Каков был последний результат всего, что я вам сообщил, милый кузен? Дело в том, что зло, которое вы хотите предупредить, скоро будет непоправимо, и что предполагаемое соглашение не состоится, если мы не сделаем первого шагу. Как только вы дадите свободу дворам — венскому и берлинскому — увеличивать свои владения в Германии, ваша декларация о нынешних делах не может быть принята иначе, как с доверием и поспешностью. Останется только согласиться о мерах к упрочению неприкосновенности владений обеих держав и предохранить их от революционной заразы, приняв внушительный вид, давая понять республиканцам, что они найдут конец своим разбоям. Это интерес всеобщий; с нашей стороны очищенный от всякого пристрастия, он не может не быть [564] понят нашими союзниками. Но опять стою на своем: если первой шаг будет сделан не нашим кабинетом, тогда весь план превратится в мечту неосуществимую, и вы услышите, как пробьет час, когда его исполнение будет немыслимо.

Мое сегодняшнее секретное донесение служит вам очевидным доказательством, что Россия стоит на списке отчуждения, подобно и всем прочим державам. Знаю, хотя вы мне о том и ничего не сообщали, что в Литве открыто новое гнездо восстания. 2 Боже великий! Что же вы ждете для принятия мер к обороне?...

Кавалер Витворт уведомляет свой двор, что император поручает начальство над пограничною армиею фельдмаршалу Суворову. Эта новость, если смею ей верить, воскрешает мои надежды; но вы не говорите мне о его возвращении на службу. Не откажите мне в утешении порадоваться, вместе с вами, мере, столь разумной, если она действительно принята.

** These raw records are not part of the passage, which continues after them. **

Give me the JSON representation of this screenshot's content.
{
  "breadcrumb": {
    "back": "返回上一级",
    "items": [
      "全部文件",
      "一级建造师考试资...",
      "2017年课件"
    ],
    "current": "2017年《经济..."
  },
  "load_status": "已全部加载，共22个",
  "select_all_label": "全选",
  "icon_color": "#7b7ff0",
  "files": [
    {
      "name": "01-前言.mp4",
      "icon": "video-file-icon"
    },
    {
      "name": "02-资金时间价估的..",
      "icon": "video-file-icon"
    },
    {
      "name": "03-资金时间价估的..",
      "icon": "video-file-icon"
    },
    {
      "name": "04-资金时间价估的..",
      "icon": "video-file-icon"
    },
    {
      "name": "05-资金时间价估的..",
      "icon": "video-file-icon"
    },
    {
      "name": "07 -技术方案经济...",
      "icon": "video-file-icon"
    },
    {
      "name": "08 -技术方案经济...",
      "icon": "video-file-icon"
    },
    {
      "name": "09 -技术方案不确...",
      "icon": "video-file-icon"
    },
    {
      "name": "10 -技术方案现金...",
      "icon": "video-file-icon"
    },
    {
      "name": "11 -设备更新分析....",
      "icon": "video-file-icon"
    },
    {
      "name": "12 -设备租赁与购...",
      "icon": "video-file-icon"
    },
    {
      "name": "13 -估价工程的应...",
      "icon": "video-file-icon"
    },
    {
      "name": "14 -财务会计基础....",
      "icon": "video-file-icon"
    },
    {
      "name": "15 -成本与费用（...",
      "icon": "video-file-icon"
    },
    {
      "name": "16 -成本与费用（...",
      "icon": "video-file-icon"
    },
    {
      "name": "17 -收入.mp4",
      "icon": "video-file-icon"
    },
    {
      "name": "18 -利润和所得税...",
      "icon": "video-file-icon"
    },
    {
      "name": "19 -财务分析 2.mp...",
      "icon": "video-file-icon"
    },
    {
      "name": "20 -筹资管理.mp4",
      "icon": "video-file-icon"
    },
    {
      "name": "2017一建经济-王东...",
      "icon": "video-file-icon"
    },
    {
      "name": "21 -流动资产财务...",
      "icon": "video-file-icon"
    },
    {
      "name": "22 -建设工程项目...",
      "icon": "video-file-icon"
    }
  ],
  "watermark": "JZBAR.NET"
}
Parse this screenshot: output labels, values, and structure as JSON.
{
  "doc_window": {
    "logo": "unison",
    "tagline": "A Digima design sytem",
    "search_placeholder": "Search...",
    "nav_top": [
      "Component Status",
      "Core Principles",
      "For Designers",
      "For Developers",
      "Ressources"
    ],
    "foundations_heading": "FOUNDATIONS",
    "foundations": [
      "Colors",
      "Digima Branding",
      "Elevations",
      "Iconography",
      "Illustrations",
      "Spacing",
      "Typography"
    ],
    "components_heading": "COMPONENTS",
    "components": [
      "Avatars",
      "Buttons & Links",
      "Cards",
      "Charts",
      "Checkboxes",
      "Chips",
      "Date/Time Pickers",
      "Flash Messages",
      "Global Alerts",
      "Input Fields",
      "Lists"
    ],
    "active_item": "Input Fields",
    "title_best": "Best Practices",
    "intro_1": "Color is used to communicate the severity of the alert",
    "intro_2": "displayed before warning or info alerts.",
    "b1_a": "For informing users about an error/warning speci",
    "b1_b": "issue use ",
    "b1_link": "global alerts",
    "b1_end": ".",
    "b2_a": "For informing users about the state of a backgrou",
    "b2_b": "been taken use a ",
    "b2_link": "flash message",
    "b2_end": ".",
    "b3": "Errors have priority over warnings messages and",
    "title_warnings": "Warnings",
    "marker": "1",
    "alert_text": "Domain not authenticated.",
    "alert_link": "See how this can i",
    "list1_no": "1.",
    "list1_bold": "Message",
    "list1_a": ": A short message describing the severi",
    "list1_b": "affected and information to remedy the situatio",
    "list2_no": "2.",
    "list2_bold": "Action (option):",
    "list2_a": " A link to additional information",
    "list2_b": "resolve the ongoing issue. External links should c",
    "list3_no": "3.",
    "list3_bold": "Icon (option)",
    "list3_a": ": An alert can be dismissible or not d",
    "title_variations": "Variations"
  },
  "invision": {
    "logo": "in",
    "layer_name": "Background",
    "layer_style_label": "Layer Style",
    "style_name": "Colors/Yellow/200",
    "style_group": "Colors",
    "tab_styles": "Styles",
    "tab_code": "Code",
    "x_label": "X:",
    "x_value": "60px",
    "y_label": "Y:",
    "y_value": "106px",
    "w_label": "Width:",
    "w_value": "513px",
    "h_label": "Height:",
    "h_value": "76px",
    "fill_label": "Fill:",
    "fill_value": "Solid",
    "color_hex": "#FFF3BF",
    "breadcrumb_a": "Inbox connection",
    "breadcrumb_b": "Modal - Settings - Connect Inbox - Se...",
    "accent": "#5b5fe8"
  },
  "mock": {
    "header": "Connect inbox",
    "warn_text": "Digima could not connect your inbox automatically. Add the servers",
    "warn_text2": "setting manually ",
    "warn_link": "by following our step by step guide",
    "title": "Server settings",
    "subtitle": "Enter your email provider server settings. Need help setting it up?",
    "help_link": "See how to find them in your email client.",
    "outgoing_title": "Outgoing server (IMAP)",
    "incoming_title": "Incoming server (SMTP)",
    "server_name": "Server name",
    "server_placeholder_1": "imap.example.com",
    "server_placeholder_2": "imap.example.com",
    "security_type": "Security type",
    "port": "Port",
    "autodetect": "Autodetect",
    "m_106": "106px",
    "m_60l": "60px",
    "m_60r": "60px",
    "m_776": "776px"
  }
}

Я дописал до сих пор, милый кузен, и эта часть моего письма уже была перебелена, как мною были получены, одна за другого, ваши депеши от 12-го (23), за №№ 1 и 2, и от 16-го (27) февраля. Хоть я и устал от девятичасовой, почти непрерывной, работы, но не отпущу курьера, не дав ответа на главные пункты. Это — слабейший знак моей вам благодарности за многочисленные доказательства благосклонного внимания, которым вы удостоиваете мою переписку, и свидетельство того, что для меня отраднейшее развлечение — откровенно доверять вам мои сокровеннейшие мечты и каждой движение души моей.

Подчиняюсь тому порядку, которому вы следовали в ваших письмах.

Несогласие на средство, предложенное мною, в моем донесении за № 43, для нападения на г. Гаугвица, доставило мне более удовольствия, нежели доставило бы согласие. Признаю, без всякой досады, справедливость возражений против проекта и о нем не будет более помину.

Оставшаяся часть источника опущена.